Jamba Juice is currently involved in an “all natural” labeling litigation that has spanned almost two years, and counting.   The case is Lilly v. Jamba Juice Co., Case No. 13-cv-02998-JST (N.D. Cal.).  Plaintiffs initially filed a proposed class action under a variety of consumer-friendly California statutes: the California Consumer Legal Remedies Act, the California False Advertising Law, the California Unfair Competition Law, the California Business and Professional Code, and the California Commercial Code. Last September, Judge Tigar certified a class of all persons in California who purchased one of the above-referenced Smoothie Kit Products.  Plaintiffs alleged that the smoothie kits were labeled “all natural” despite containing ascorbic acid, xantham gum, gelatin, steviol glycosides, and modified corn starch.  Just last week, Judge Tigar issued an order granting preliminary approval of a class action settlement for injunctive relief in connection with these smoothie kits.

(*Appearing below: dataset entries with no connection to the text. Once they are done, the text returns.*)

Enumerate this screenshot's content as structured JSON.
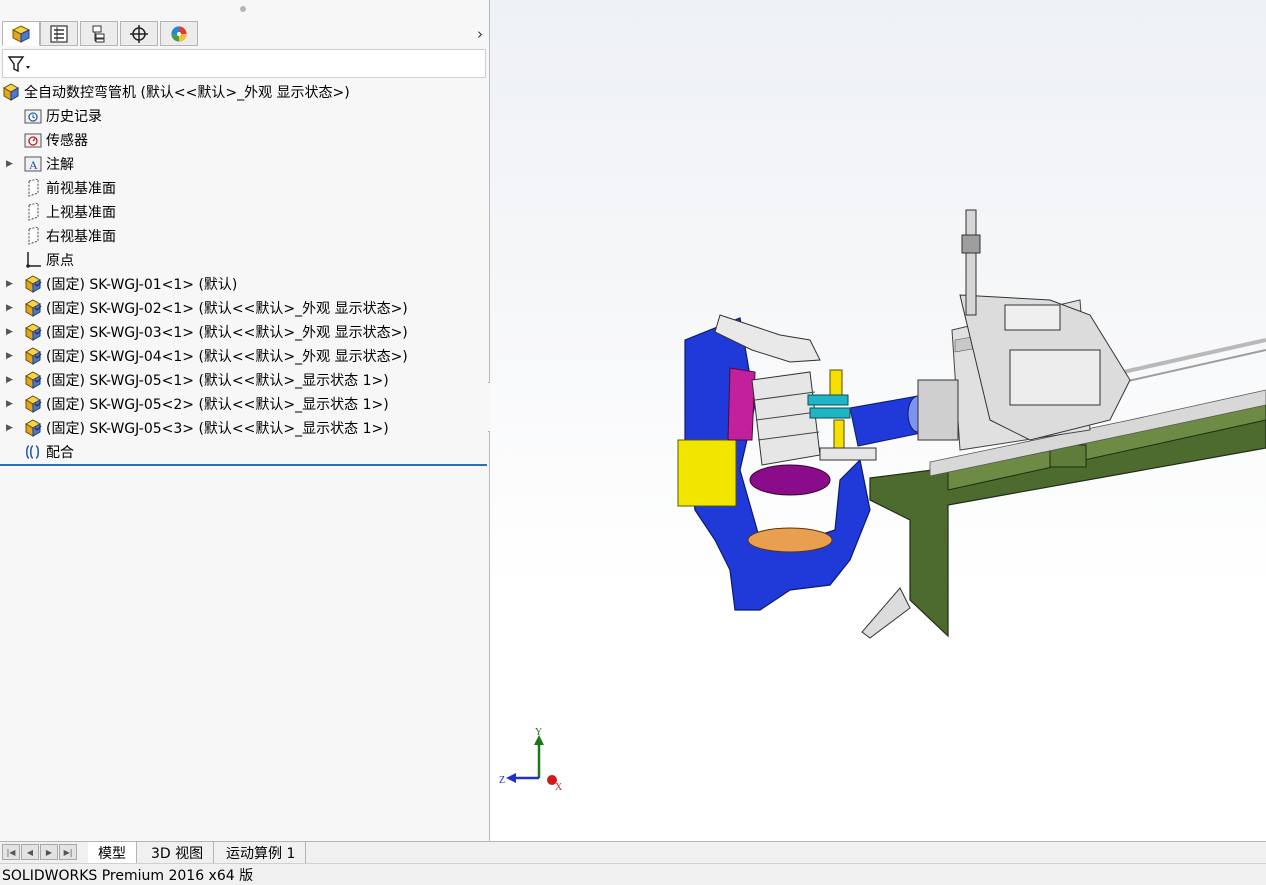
{
  "feature_manager": {
    "tabs": [
      "feature-manager",
      "property-manager",
      "configuration-manager",
      "dimxpert-manager",
      "display-manager"
    ],
    "tree": [
      {
        "label": "全自动数控弯管机  (默认<<默认>_外观 显示状态>)",
        "icon": "assembly-icon",
        "level": 0,
        "expandable": false
      },
      {
        "label": "历史记录",
        "icon": "history-icon",
        "level": 1,
        "expandable": false
      },
      {
        "label": "传感器",
        "icon": "sensor-icon",
        "level": 1,
        "expandable": false
      },
      {
        "label": "注解",
        "icon": "annotation-icon",
        "level": 1,
        "expandable": true
      },
      {
        "label": "前视基准面",
        "icon": "plane-icon",
        "level": 1,
        "expandable": false
      },
      {
        "label": "上视基准面",
        "icon": "plane-icon",
        "level": 1,
        "expandable": false
      },
      {
        "label": "右视基准面",
        "icon": "plane-icon",
        "level": 1,
        "expandable": false
      },
      {
        "label": "原点",
        "icon": "origin-icon",
        "level": 1,
        "expandable": false
      },
      {
        "label": "(固定) SK-WGJ-01<1> (默认)",
        "icon": "subassembly-icon",
        "level": 1,
        "expandable": true
      },
      {
        "label": "(固定) SK-WGJ-02<1> (默认<<默认>_外观 显示状态>)",
        "icon": "subassembly-icon",
        "level": 1,
        "expandable": true
      },
      {
        "label": "(固定) SK-WGJ-03<1> (默认<<默认>_外观 显示状态>)",
        "icon": "subassembly-icon",
        "level": 1,
        "expandable": true
      },
      {
        "label": "(固定) SK-WGJ-04<1> (默认<<默认>_外观 显示状态>)",
        "icon": "subassembly-icon",
        "level": 1,
        "expandable": true
      },
      {
        "label": "(固定) SK-WGJ-05<1> (默认<<默认>_显示状态 1>)",
        "icon": "subassembly-icon",
        "level": 1,
        "expandable": true
      },
      {
        "label": "(固定) SK-WGJ-05<2> (默认<<默认>_显示状态 1>)",
        "icon": "subassembly-icon",
        "level": 1,
        "expandable": true
      },
      {
        "label": "(固定) SK-WGJ-05<3> (默认<<默认>_显示状态 1>)",
        "icon": "subassembly-icon",
        "level": 1,
        "expandable": true
      },
      {
        "label": "配合",
        "icon": "mates-icon",
        "level": 1,
        "expandable": false
      }
    ]
  },
  "triad": {
    "x": "X",
    "y": "Y",
    "z": "Z"
  },
  "bottom_tabs": [
    "模型",
    "3D 视图",
    "运动算例 1"
  ],
  "active_bottom_tab": "模型",
  "status_bar": {
    "text": "SOLIDWORKS Premium 2016 x64 版"
  },
  "colors": {
    "accent": "#2e6cbf",
    "frame_green": "#4d6b2e",
    "machine_blue": "#1f3ad8",
    "highlight_yellow": "#f2e600"
  }
}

The order granting preliminary approval of the class action settlement first considered whether plaintiffs have standing to obtain injunctive relief, noting the requirement that a plaintiff must allege that a “real or immediate threat exists that she will be wronged again.”  The question before the court was whether a plaintiff can ever have standing to seek an injunction against a product she knows to be mislabeled. In line with other California district court decisions cited in the order, Judge Tigar found that plaintiffs do have standing in these situations, because to hold otherwise “would effectively preclude consumers from ever obtaining prospective relief against mislabeling.”  Judge Tigar cited decisions finding that the intent of the California Legislature in creating its various consumer protection statutes would be undermined by a contrary holding. Judge Tigar concluded that even when a consumer discovers that a certain representation about a product is false, “she doesn’t know that another, later representation by the same manufacturer is also false. . . .A material representation injures the consumer not only when it is untrue, but also when it is unclear whether or not it is true.” Judge Tigar also noted that “basic economics” supports the notion that the past-purchaser plaintiff will suffer a potential injury in the absence of an injunction.

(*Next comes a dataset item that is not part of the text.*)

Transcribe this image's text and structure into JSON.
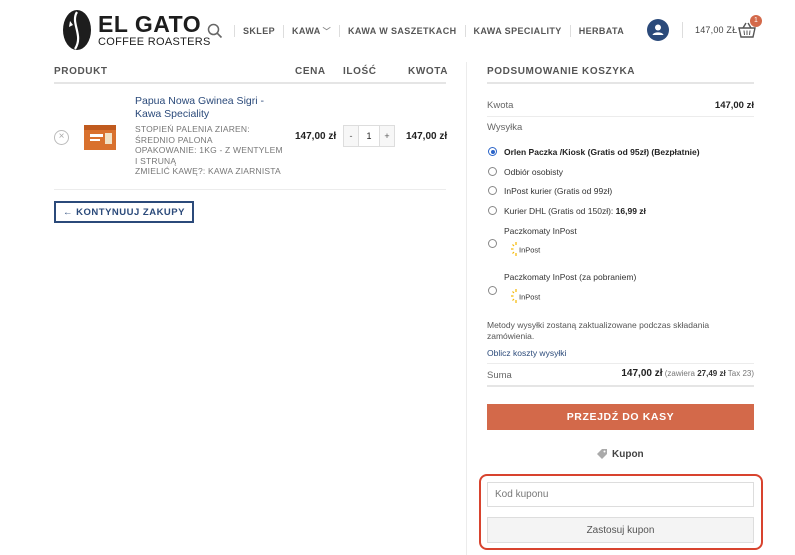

Notably, the court also found that a willingness to consider a future purchase is sufficient to have standing to represent a 23(b)(2) class.  Jamba Juice had previously disputed whether the named plaintiff’s declaration of future intent to purchase the challenged products was sufficient to confer standing, arguing that she lacked a “real and immediate threat of injury” because she didn’t claim a definite intent to make a future purchase of the challenged products.

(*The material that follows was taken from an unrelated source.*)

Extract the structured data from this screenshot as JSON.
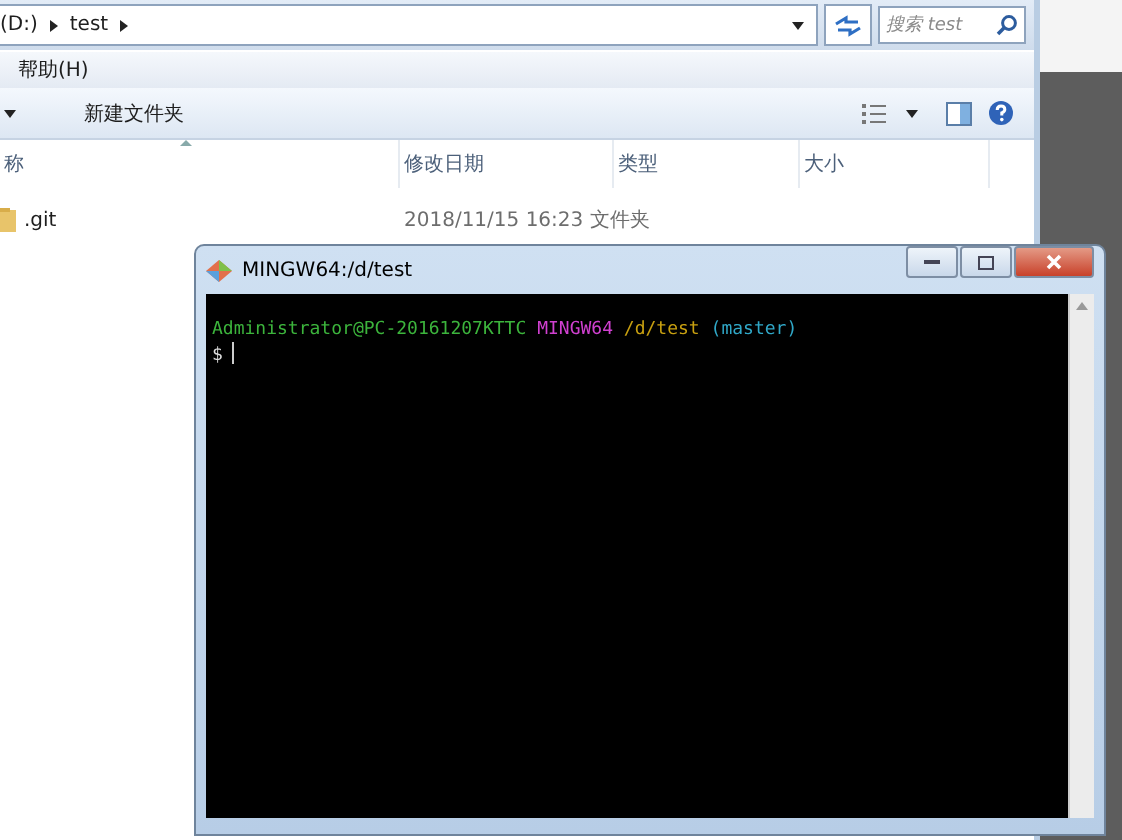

With respect to the merits of the proposed class settlement, the order first laid out the proposed settlement terms, which require an immediate relabeling of the challenged products and Jamba Juice website to remove any “all natural” description.  The settlement does not require a recall or removal of the challenged products from inventory, but rather requires that Jamba Juice no longer print any non-compliant labels for the challenged products after the end of this month.  In return, plaintiffs and all members of the settlement class will be prohibited from filing any injunctive action seeking to enjoin defendants from labeling the challenged products containing the challenged ingredients as “all natural.”

The court noted that the Ninth Circuit maintains a “strong judicial policy” favoring the settlement of class actions.  The court also noted that trial judges exercise great discretion in deciding to approve or reject settlement proposals, and must be vigilant in evaluating the fairness of proposed settlements.  According to the authorities relied on by Judge Tigar, a proposed settlement must appear to be “the product of serious, informed, non-collusive negotiations,” must have “no obvious deficiencies,” must “not improperly grant preferential treatment to class representatives or segments of the class,” and must fall “within the range of possible approval.”

In granting preliminary approval to the proposed 23(b)(2) settlement, Judge Tigar noted the class’s difficulty in showing that they could establish damages on a classwide basis and their failure to present a damages model. Accordingly, a damages class was not certified. The judge was careful to note that “[n]othing in this order should be read as a comment on the ability (or lack of ability) of plaintiffs in other consumer cases to demonstrate classwide damages when the request is supported by an adequate damages model.”

Finally, the court addressed the issue of notice to absent class members. While noting that the Ninth Circuit does not appear to have directly addressed the issue of whether class notice is required when a 23(b)(2) class action is settled, the court relied on the reasoning of a 2012 S.D.N.Y. case to find that class notice is not necessary here because, “even if notified of the settlement, the settlement class would not have the right to opt out from the injunctive settlement, and the settlement does not release the monetary claims of class members.”